Elias Levy, security expert and former moderator of the BUGTRAQ list considers this Framework is akin to developing an “Information Cartel” with the result of improving the image of software vendors by withholding potentially embarrassing information that could adversely-impact sales. Simple Nomad also noted that the controversial Digital Millennium Copyright Act (DMCA) could be invoked by Microsoft and target independent researchers and non-Framework members publishing vulnerability information about its products, just as Adobe did this past summer. In this case, the company would join Adobe in using law and criminal procedure as poor replacements for quality control and effective software testing. Perhaps by joining the Framework, you are immune from DMCA liability provided you only report your vulnerabilities to Microsoft? Will security researchers be forced to join the Framework or be litigated out of business?

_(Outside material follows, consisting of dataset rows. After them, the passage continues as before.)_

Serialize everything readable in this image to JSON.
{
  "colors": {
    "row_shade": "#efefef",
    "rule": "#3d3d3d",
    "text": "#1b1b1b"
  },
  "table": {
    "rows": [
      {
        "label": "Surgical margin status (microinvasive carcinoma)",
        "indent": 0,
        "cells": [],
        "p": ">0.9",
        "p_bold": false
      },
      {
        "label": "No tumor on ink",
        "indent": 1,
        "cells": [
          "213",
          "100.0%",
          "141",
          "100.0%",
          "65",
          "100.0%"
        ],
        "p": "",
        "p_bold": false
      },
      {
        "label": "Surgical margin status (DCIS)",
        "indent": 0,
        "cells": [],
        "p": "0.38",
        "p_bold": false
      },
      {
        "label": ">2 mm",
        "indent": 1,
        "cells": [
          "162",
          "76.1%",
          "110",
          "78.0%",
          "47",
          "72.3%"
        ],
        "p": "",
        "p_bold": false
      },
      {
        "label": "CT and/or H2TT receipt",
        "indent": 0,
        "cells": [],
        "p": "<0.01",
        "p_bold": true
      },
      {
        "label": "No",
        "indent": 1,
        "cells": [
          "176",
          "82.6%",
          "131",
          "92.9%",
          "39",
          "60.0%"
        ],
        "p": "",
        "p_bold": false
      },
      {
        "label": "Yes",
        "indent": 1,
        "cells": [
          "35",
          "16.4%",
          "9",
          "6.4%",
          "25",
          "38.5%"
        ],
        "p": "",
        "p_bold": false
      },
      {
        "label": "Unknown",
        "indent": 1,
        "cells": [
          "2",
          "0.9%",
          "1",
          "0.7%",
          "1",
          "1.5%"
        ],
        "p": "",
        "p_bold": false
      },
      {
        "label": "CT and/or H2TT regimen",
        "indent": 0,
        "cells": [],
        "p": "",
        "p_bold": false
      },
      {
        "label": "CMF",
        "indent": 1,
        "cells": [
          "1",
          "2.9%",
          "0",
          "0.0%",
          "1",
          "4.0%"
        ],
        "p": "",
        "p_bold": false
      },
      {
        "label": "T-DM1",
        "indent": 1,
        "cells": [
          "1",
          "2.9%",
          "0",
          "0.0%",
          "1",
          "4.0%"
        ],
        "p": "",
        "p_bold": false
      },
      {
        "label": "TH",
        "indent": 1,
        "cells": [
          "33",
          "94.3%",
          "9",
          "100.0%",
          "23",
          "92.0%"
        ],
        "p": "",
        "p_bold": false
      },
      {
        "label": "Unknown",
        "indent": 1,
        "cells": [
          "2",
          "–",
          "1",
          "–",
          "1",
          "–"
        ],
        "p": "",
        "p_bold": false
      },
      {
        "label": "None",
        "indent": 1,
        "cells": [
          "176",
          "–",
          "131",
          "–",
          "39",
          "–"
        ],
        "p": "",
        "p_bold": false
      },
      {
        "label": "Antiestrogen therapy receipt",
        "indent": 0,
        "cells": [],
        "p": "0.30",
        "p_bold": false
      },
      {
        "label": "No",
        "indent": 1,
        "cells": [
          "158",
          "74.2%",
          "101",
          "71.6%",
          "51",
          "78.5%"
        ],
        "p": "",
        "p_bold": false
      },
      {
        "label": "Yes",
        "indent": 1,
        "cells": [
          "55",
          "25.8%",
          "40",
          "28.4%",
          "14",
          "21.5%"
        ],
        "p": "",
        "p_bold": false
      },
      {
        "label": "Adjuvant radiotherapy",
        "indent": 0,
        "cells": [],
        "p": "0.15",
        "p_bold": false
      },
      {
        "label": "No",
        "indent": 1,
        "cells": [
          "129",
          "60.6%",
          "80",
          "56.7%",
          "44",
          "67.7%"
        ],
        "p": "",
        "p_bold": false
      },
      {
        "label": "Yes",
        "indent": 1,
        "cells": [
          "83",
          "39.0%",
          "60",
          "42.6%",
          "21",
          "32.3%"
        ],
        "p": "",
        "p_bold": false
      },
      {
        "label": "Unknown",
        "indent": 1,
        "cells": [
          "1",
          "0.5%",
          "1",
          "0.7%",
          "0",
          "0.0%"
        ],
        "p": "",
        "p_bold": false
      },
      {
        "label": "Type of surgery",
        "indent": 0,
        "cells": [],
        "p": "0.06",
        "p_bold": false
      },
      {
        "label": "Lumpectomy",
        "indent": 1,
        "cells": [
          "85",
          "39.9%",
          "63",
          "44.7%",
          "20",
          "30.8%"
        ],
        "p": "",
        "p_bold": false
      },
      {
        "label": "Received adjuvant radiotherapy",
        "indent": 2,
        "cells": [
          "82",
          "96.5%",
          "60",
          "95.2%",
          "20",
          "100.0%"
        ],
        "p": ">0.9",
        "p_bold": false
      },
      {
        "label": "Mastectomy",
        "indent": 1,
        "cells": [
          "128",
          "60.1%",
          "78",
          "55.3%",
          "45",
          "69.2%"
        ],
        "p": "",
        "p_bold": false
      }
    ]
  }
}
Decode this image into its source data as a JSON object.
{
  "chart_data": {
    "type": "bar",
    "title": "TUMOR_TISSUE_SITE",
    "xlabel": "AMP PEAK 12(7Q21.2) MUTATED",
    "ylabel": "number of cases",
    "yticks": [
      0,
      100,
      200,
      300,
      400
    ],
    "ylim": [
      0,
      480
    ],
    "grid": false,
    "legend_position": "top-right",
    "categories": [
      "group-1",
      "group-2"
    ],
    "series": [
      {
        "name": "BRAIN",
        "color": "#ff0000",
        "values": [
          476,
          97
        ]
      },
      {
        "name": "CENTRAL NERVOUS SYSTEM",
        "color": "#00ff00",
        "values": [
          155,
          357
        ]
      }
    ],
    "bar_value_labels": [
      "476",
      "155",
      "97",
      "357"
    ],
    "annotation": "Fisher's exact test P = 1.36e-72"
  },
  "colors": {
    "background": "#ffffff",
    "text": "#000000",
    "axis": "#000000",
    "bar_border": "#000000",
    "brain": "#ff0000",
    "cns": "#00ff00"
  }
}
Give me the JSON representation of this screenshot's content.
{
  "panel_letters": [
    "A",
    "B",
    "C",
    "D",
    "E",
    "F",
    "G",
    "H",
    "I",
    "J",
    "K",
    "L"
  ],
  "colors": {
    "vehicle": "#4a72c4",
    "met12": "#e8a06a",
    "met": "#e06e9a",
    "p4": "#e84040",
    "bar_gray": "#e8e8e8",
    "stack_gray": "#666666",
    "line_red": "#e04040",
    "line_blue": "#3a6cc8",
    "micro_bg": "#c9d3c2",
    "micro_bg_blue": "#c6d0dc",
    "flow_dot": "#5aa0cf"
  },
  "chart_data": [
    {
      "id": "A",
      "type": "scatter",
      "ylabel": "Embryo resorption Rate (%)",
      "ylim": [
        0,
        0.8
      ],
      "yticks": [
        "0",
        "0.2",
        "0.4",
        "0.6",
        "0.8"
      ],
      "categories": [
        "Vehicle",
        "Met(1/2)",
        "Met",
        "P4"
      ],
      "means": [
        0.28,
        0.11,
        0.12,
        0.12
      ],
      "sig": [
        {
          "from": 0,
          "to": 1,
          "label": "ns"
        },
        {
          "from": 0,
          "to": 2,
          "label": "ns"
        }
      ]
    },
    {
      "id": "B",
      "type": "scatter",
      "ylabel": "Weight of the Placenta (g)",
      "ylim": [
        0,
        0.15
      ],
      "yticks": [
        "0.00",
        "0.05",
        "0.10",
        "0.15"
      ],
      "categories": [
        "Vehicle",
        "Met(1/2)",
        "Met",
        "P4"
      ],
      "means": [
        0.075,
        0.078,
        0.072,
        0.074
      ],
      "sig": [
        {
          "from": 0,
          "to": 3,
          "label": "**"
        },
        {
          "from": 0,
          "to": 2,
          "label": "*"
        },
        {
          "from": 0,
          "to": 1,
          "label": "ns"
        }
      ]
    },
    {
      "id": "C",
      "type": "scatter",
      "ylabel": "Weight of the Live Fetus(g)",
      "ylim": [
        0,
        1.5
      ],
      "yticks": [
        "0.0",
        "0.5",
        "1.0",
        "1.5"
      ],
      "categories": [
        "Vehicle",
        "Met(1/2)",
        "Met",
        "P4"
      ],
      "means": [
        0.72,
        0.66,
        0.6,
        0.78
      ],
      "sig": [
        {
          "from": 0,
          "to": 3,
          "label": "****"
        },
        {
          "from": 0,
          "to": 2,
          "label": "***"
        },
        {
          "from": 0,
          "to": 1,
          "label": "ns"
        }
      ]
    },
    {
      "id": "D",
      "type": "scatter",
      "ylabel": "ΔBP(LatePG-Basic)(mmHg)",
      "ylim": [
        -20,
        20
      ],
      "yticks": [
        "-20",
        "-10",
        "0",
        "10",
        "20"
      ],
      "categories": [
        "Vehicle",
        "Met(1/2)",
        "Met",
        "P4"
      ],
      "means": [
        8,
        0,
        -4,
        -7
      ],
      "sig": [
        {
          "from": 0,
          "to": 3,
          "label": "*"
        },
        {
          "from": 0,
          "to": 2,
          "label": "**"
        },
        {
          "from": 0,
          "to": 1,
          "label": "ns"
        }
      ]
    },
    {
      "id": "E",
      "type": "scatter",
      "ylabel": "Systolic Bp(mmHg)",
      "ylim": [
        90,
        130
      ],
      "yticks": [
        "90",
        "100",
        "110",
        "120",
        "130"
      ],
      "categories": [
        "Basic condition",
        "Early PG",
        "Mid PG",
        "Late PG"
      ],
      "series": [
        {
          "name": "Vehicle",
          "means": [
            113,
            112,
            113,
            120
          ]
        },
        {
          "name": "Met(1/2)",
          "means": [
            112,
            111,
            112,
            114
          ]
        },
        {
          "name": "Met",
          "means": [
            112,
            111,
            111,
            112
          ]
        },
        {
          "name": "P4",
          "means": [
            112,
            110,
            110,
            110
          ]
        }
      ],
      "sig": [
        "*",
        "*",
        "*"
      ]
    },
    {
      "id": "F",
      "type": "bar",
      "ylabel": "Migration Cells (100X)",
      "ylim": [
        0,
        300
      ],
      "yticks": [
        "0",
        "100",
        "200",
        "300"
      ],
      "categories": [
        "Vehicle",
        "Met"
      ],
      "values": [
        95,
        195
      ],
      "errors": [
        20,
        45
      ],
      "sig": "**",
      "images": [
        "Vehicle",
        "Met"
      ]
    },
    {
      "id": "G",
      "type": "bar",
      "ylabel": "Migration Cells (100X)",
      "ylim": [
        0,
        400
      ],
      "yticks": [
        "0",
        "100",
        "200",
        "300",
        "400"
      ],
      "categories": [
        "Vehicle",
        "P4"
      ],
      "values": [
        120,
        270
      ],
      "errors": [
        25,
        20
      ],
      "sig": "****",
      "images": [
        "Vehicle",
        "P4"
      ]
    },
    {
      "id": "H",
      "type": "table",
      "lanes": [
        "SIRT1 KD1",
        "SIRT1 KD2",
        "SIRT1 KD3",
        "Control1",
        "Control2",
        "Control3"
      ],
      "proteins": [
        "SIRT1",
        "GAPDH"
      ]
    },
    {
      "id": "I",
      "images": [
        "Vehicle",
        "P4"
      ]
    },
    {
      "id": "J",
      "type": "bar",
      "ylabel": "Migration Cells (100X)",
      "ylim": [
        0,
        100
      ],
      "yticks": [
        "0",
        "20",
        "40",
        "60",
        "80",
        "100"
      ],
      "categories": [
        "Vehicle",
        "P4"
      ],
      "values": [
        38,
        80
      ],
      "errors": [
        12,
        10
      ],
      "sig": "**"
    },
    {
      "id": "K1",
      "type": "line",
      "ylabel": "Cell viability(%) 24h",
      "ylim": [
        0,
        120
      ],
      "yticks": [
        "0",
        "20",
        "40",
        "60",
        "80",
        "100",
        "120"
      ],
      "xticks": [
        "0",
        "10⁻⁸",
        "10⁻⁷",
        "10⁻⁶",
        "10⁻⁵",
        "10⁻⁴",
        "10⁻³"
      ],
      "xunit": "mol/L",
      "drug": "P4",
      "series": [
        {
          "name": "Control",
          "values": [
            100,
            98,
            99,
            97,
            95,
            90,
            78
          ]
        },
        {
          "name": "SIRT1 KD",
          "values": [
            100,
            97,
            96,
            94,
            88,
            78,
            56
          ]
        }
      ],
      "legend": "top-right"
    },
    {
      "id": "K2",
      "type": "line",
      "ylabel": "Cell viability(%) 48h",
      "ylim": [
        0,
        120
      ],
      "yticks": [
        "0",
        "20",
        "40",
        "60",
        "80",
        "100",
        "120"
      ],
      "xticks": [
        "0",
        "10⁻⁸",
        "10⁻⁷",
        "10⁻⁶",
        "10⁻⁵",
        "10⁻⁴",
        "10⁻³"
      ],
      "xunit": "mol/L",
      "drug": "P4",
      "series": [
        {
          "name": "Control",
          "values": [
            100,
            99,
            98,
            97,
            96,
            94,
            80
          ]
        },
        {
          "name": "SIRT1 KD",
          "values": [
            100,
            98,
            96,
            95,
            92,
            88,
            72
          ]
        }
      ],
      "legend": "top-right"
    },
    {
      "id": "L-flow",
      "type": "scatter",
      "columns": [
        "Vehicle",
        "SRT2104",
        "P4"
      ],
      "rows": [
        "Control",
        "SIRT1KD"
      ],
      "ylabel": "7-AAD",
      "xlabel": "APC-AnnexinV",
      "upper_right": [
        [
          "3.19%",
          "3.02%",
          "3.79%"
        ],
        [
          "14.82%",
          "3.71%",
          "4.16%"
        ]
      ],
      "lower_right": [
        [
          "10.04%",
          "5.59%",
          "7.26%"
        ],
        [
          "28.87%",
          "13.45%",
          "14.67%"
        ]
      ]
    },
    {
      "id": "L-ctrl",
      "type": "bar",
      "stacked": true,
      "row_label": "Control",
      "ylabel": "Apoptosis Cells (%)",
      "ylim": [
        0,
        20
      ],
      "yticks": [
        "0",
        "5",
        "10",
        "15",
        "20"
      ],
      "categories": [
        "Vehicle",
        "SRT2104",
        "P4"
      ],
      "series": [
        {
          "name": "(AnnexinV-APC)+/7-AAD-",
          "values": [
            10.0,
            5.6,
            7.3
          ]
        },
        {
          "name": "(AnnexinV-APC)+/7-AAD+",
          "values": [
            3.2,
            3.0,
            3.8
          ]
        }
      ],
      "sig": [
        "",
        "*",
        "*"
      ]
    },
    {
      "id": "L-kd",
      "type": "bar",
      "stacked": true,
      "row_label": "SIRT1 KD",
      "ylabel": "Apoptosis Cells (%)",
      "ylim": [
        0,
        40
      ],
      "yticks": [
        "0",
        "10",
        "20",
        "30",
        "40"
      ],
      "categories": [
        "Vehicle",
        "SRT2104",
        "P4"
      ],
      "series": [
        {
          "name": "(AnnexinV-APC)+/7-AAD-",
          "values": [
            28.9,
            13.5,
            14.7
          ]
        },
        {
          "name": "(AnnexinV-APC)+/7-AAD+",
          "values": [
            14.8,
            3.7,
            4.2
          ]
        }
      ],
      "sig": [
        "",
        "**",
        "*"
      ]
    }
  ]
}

[…] Releasing better products would go a long way in preventing the constant patch triage that Microsoft admins face on a weekly basis. The problem is not the periodic misuse of vulnerability information in the public domain, but the delusional position of Microsoft that their products aren’t to blame for these recurring, high-profile security incidents. Novices can write code to exploit Microsoft products because Microsoft makes it so easy for them to do. If the software monopoly effectively addressed the underlying root causes of its software problems instead of merely treating each symptom as it was reported, today’s novices would not have historical blueprints to learn from in building new attacks that exploit similar historical vulnerabilities in Microsoft’s products. Code Red was not a “new” exploit but the latest in a series of buffer overflow problems affecting IIS for years.
[…] Under Microsoft’s Framework, the preferred method of dealing with this is to keep folks in the dark and only issue the barest shred of useful information, if they chose to release it at all. Something somewhere, at some time, is going to attack you. Beyond that, we can’t tell you more because we either don’t know or don’t want to give anyone any ideas. Trust us, we will get back to you as soon as possible.
Well, at least the government is cracking down on these guys, breaking their monopoly and making sure they treat the public fair– … uh, what’s that? Oh. Sorry. Never mind.